Serve the panzanella immediately. (This is important for the improved version where you soak the bread to get the texture just right.)


Sea bream cooked in salt is a typical dish from the Mediterranean. It is a nice way to cook this fish, and if you do it right it doesn’t become as salty as you may think. Instead it will be very flavorful and juicy.

6 thoughts on “Panzanella

  1. Was about to cook this salad (if it can be called a salad) tomorrow, but without cucumber. Your option looks great, love colourful tomatoes!May be will add cucumber too:)


  2. Yes, like ‘sybaritica’ I make a lot of fattoush of which this is a ‘cousin’ . . . well, almost every country around the Med seems to have its own version. Must try the oven-roasting tip next time around, which, in my case, need not be next summer . . . I eat salads around the year :) !

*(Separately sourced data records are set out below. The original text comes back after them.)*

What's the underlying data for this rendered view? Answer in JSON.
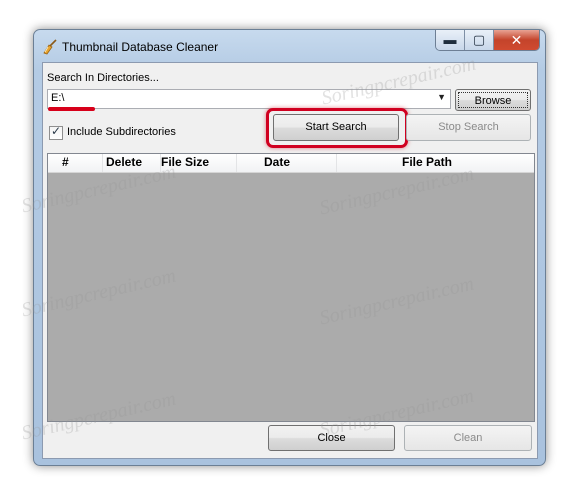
{
  "window": {
    "title": "Thumbnail Database Cleaner",
    "minimize_glyph": "▬",
    "maximize_glyph": "▢",
    "close_glyph": "✕"
  },
  "search": {
    "label": "Search In Directories...",
    "directory_value": "E:\\",
    "browse_label": "Browse"
  },
  "options": {
    "include_subdirectories_label": "Include Subdirectories",
    "include_subdirectories_checked": true,
    "check_glyph": "✓"
  },
  "actions": {
    "start_search_label": "Start Search",
    "stop_search_label": "Stop Search",
    "close_label": "Close",
    "clean_label": "Clean"
  },
  "results_table": {
    "columns": [
      "#",
      "Delete",
      "File Size",
      "Date",
      "File Path"
    ],
    "rows": []
  },
  "watermark_text": "Soringpcrepair.com",
  "colors": {
    "highlight_red": "#d00020",
    "list_background": "#ababab",
    "title_bar": "#b9cfe6"
  }
}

  3. This salad is one of the reasons I have tomato plants every year. Nothing quite like making panzanella with tomatoes fresh from the garden, Stefan. Lightly roasting the tomatoes and bread is a great idea and is sure to add a bit more flavor to an already tasty salad. Reading this had made me even more anxious to see my tomatoes ripen. :)


  4. To paraphrase you Stefan, this post is so ‘You’. I smiled when I saw the neatly ordered rows of sliced vegetables. The end result looks delicious.